A controller is electrically connected to the electronic impedance to control its operation. The control device acts in such a way that the electronic impedance is used for the impedance device is added in parallel when the field device is selected. In addition, the control device causes that the electronic impedance is eliminated when the field device is queried, which is a

predetermined period of time occurs after the addition.

lime transition voltage peak. generated when the electronic impedance is switched off effective by charging an equalizer canceled electrically between the controller and the high gain amplifiers * - fakt'T is switched on. The charge on this capacitor 'annihilates the voltage spike caused by the Switching off the electronic impedance is generated.

Overall, a sense amplifier was used

described when querying a F'oto transistor matrix, where an electronically controlled impedance in parallel with the load resistance for each column lies. The electronically controlled impedance significantly reduces the time constant of electrical noise, that results from the line selection. Furthermore, a compensation capacitor is used to suppress the Disturbance resulting from switching the controlled impedance.

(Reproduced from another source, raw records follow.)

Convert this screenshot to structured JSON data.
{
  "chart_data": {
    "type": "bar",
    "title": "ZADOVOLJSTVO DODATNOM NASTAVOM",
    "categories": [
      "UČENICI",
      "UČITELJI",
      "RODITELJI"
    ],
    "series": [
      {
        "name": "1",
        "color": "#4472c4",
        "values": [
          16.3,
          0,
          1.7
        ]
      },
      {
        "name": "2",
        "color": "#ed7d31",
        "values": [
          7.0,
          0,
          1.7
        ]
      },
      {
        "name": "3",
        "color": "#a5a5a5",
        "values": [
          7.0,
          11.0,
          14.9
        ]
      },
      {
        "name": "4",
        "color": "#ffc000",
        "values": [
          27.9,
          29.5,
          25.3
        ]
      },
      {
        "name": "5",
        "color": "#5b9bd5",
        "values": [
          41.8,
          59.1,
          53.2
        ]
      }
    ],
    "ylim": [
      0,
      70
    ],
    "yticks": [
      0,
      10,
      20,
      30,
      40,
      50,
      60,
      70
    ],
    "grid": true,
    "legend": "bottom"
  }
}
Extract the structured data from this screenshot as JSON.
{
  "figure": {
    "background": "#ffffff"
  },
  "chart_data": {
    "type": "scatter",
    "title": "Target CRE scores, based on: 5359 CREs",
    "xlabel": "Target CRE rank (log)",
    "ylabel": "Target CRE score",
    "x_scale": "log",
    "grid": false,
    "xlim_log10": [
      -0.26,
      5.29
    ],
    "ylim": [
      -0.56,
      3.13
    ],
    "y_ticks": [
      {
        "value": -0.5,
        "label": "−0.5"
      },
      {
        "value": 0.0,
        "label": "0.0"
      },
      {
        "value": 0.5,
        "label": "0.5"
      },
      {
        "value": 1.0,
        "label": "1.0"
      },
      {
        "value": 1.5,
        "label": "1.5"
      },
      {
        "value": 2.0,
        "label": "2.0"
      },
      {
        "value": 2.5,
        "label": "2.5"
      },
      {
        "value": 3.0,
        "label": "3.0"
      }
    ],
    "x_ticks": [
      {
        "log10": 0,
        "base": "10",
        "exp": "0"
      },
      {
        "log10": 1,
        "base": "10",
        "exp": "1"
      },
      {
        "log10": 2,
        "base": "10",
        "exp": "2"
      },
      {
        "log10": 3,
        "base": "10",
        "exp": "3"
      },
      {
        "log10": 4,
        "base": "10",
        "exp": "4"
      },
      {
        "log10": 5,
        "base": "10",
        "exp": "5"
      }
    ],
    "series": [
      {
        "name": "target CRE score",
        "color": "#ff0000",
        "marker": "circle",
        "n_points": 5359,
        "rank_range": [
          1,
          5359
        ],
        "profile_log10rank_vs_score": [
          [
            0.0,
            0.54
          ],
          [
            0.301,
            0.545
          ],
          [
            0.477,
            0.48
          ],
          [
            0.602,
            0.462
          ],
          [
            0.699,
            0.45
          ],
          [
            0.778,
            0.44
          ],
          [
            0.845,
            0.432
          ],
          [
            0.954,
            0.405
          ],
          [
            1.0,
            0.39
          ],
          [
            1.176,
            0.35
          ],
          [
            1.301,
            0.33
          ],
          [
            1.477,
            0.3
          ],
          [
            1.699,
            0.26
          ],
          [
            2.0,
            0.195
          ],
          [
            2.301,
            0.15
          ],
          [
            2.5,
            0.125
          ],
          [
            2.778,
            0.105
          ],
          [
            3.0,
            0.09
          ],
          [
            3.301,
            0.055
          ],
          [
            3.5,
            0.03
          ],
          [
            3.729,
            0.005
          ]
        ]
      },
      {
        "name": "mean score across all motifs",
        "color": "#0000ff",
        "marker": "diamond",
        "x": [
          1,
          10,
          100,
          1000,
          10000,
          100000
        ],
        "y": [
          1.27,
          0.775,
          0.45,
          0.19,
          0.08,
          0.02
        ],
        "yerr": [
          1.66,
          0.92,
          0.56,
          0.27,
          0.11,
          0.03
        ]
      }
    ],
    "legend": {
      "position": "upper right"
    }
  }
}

For this purpose 3 sheets of drawings

Claims (6)

Claims; t. Read circuit which is connected to a memory cell of a plurality of arranged in a matrix Memory cells existing memory is connected and for processing an electrical, from The useful signal output from the memory cell via a read line is connected to the read line Has impedance and a sense amplifier connected to the read line, thereby characterized in that a controllable impedance (74,90) is parallel to the impedance (60) whose resistance value is significantly smaller than the resistance value of the impedance (60) is; and that a control circuit (78) is connected to the control connection (76; 92) of the controllable impedance (74, 90) and the controllable impedance is effective when the memory cell (66) is activated (i.e. small) and, when interrogating the spoke location (66), the controllable impedance is ineffective (i.e. large) macltt. 2. Circuit according to claim 1, characterized in that the controllable impedance is a field effect transistor whose gate (76) is the control terminal 3. A circuit according to claim 2, characterized in that the control circuit (78) is an emitter follower circuit contains, the emitter of which is connected to the gate (76) of the field effect transistor (74) 4. A circuit according to claim 3, characterized in that a compensation capacitor is connected between the collector & i of the emitter follower (84) and the drain (80) of the field effect transistor (7 x ¹ ). 5. Circuit according to the preceding claims, characterized gekennzeicl -.et that the controllable Impedance is a MOS field effect transistor (90) with two gates (92,94), the sink (98) with the Junction point (68) between impedance (60) and reading line (28) is connected, the first Gate (92) is the control terminal and the second gate (94) is connected to a DC voltage source is. 6. A circuit according to claim 5, characterized in that between the sink (98) of the MOS field effect transistor (90) and the collector (100) of the control transistor (84) of the control circuit (78) an adjustable compensation capacitor (88) is connected.